How has your food changed?
We’re trying to take Moroccan food to a place it could be, not to a place that it doesn’t belong. The guinea hen dish, for example. We used to take the leg and thigh and braise them in saffron, cumin and turmeric, in the typical Moroccan way. Now I debone the whole bird, put the same spices over it, then sprinkle it with Activa, glue it into a roll and cook it sous vide. It’s juicy, it’s perfect.
Is this interpretation of Moroccan a hard sell?
Well, 99.99 percent of Moroccan restaurants are serving the same recipes that they’ve been serving since the ’70s—like stews and braises. People have the perception that this is what Moroccan food is about.
I say “ethnic” and “fusion”—you say …
What the f— is ethnic anyway? Manresa uses dashi, soy sauce—does that mean they’re ethnic? In food, I don’t think there should be categories. “Ethnic” creates borders and lines, and food shouldn’t be political. It should be good food or bad food. Fusion? I don’t like that word at all.
Aziza is named after your mother. Has she been to visit?
My mother’s visited [from Marrakesh] once. She was blown away that we could cook with our style but still taste authentic. I gave her a piquillo pepper salad. We’d roasted the peppers, put gelatin in the pepper water and infused it with preserved lemons. She could taste the preserved lemon but she couldn’t see it.
You recently won an Iron Chef battle. Were you nervous?
The day of the battle, half an hour before I was supposed to go on, I said, “I have a problem. I’m not nervous.” One of the cooks working with me said, “Well, I have enough butterflies for both of us.”
David Kinch, Chris Cosentino— a lot of Bay Area chefs have been doing battle on that show.

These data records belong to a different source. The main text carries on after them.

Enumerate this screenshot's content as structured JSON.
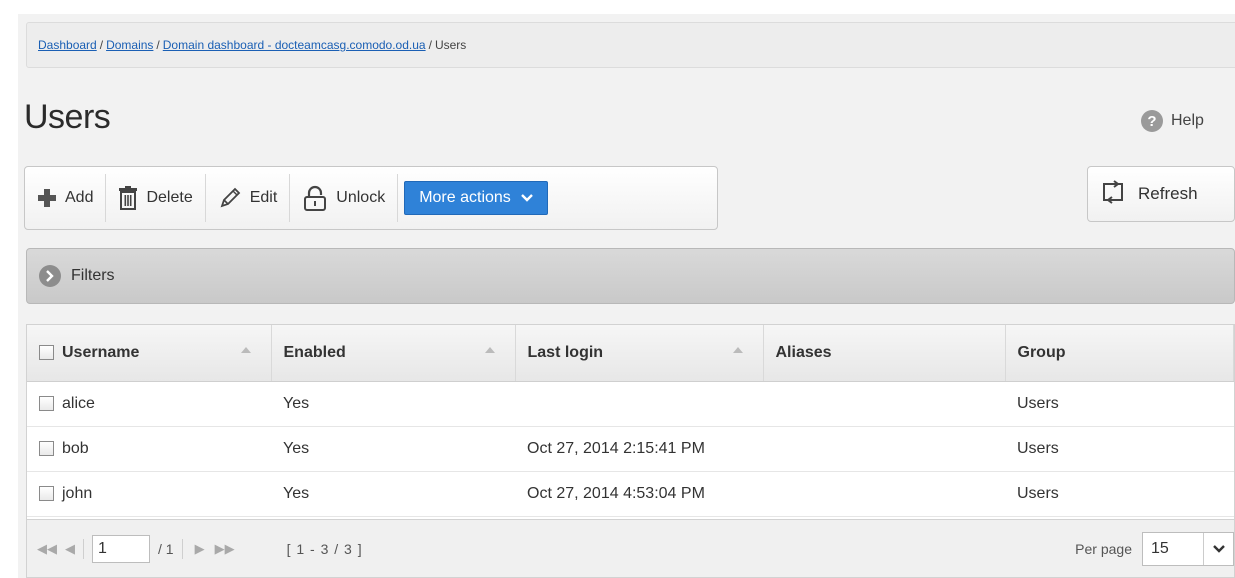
{
  "breadcrumb": {
    "items": [
      "Dashboard",
      "Domains",
      "Domain dashboard - docteamcasg.comodo.od.ua"
    ],
    "current": "Users",
    "separator": "/"
  },
  "page": {
    "title": "Users"
  },
  "help": {
    "icon": "question-icon",
    "label": "Help"
  },
  "toolbar": {
    "add": "Add",
    "delete": "Delete",
    "edit": "Edit",
    "unlock": "Unlock",
    "more_actions": "More actions",
    "refresh": "Refresh"
  },
  "filters": {
    "label": "Filters"
  },
  "table": {
    "columns": [
      "Username",
      "Enabled",
      "Last login",
      "Aliases",
      "Group"
    ],
    "rows": [
      {
        "username": "alice",
        "enabled": "Yes",
        "last_login": "",
        "aliases": "",
        "group": "Users"
      },
      {
        "username": "bob",
        "enabled": "Yes",
        "last_login": "Oct 27, 2014 2:15:41 PM",
        "aliases": "",
        "group": "Users"
      },
      {
        "username": "john",
        "enabled": "Yes",
        "last_login": "Oct 27, 2014 4:53:04 PM",
        "aliases": "",
        "group": "Users"
      }
    ]
  },
  "pager": {
    "page": "1",
    "of": "/ 1",
    "range": "[ 1 - 3 / 3 ]",
    "per_page_label": "Per page",
    "per_page_value": "15"
  },
  "colors": {
    "accent": "#2f82d8",
    "link": "#1a5fb4"
  }
}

But there weren’t at first. When I went to New York to meet the Food Network people, I realized they have this perception that chefs in the Bay Area can’t cook without their local produce—like they have to have their perfect carrots, meat to cook. One guy told me, “You can give a decent chef from New York shit and he or she will make something decent to eat. But if you give chefs from the Bay Area shit, they’ll make shit.” That really upset me.
What’s your secret ingredient?
Fermented black garlic. It’s Korean. It loses all the taste of garlic and tastes like molasses. I put whole cloves in my gypsy pepper salad.
Has the current economy affected Aziza?
Labor used to be an issue, but now the talent level has shot through the roof. It’s kind of cool, but it’s kind of sad—we placed an ad for a part-time server position and asked people to show up between 1 and 3 p.m.: 327 people showed up.
What’s your stress release?
Basketball. This Monday, I’m playing with chefs Laurence Jossel from Nopa, maybe David Kinch and James Syhabout. Sometimes we grab a bite to eat after, at Fish or Sushi Ran.
If you weren’t a chef?
I’d be a waiter and make more money. No—I’d probably be a farmer. I like the whole circle of cooking. Or a writer. Too bad I’m not good at that.